Mercedes-Benz is gearing its future vehicle strategy around a greater uptake of plug-in hybrids than full electric cars, according to the company’s head of development, Thomas Weber.
Speaking at the launch of the Mercedes C-class estate this week, Weber said that there were still “a lot of questions” surrounding the take-up of EVs, with many buyers remaining unconvinced by a lack of charging infrastructure.
“So far around the world there has been huge discussion, small demand,” he said. “It’s not only linked to whether there are cars available to buy; the second question is whether there is an infrastructure available where you can charge your vehicle.”
Although Mercedes is producing a small number of electric models, such as the B-class Electric Drive and Smart ForTwo Electric Drive, it will focus on plug-in hybrid technology for the larger cars in its line-up, with the Mercedes Rear-wheel Architecture (MRA) designed to accommodate PHEV technology.
“We believe that for C-class upwards, the only way to go as we near 2020 and beyond is plug-in hybrid electric vehicles.

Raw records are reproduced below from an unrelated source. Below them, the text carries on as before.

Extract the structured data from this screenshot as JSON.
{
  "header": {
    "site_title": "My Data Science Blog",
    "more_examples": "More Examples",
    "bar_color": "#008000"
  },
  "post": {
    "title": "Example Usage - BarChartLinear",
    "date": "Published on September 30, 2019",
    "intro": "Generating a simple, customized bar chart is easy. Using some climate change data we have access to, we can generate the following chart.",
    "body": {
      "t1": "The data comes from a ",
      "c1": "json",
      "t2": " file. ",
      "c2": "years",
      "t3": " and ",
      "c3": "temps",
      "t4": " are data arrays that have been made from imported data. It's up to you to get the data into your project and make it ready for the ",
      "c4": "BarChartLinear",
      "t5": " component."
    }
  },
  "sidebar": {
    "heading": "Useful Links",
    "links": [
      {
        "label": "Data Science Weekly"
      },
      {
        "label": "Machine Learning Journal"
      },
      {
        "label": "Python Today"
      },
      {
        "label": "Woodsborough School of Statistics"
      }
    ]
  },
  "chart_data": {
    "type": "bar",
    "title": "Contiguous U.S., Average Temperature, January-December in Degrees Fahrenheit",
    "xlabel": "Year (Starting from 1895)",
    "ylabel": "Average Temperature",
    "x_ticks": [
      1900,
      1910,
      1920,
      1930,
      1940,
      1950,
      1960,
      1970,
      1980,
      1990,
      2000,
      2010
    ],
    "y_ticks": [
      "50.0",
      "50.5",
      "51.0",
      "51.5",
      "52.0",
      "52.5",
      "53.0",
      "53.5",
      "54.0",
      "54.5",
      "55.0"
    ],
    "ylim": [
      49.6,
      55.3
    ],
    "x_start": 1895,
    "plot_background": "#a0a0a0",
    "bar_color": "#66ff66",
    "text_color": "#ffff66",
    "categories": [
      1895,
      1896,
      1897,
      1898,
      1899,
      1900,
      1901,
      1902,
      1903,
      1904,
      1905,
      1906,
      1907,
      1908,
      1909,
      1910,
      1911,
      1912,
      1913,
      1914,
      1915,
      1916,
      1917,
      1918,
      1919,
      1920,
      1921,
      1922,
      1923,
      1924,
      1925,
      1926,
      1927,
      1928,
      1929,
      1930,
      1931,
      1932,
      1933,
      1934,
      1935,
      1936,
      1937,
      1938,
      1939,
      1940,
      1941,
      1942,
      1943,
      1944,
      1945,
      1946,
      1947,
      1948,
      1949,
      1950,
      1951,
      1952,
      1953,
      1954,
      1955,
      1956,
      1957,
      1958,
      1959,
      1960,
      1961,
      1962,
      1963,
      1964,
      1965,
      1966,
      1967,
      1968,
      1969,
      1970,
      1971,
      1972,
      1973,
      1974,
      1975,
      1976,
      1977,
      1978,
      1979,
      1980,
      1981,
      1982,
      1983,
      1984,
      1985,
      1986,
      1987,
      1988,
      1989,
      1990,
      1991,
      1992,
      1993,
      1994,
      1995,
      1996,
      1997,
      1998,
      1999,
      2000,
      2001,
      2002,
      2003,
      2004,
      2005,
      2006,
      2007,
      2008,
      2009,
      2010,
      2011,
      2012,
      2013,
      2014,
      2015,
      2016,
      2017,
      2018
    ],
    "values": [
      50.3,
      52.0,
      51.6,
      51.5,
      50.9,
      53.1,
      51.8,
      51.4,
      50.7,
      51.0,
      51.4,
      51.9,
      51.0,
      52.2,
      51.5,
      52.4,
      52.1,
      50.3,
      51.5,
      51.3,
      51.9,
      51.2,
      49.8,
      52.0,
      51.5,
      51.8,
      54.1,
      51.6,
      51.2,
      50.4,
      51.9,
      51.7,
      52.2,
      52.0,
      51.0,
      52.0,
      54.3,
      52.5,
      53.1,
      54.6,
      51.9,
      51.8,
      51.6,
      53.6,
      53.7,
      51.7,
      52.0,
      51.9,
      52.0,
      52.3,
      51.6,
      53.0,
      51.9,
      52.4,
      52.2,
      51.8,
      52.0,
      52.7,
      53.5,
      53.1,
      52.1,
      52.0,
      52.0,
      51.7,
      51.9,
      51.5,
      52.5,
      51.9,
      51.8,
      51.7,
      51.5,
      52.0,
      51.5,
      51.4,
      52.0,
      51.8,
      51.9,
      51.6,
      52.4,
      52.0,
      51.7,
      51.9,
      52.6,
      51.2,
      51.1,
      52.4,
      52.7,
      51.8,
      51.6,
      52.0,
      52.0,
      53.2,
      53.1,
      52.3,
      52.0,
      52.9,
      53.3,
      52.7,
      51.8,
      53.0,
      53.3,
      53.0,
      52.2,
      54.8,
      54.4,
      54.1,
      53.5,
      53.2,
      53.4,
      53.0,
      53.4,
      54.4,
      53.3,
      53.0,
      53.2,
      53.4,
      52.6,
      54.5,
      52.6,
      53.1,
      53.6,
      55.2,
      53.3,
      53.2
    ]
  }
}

We will have a plug-in S-class in September, and later in the life cycle of the C-class we will have one too. MRA will make it possible for us to go for plug-in hybrids across the range,” said Weber.
There will be a hybrid version of the new Mercedes-Benz C-class estate, the C300 BlueTec Hybrid, which emits 99g/km.
He added that the future development of EVs would continue to rely heavily on financial support from national governments: “Drivetrains for EVs, including plug-in hybrids, are more expensive than conventional drivetrains, based on limited volume.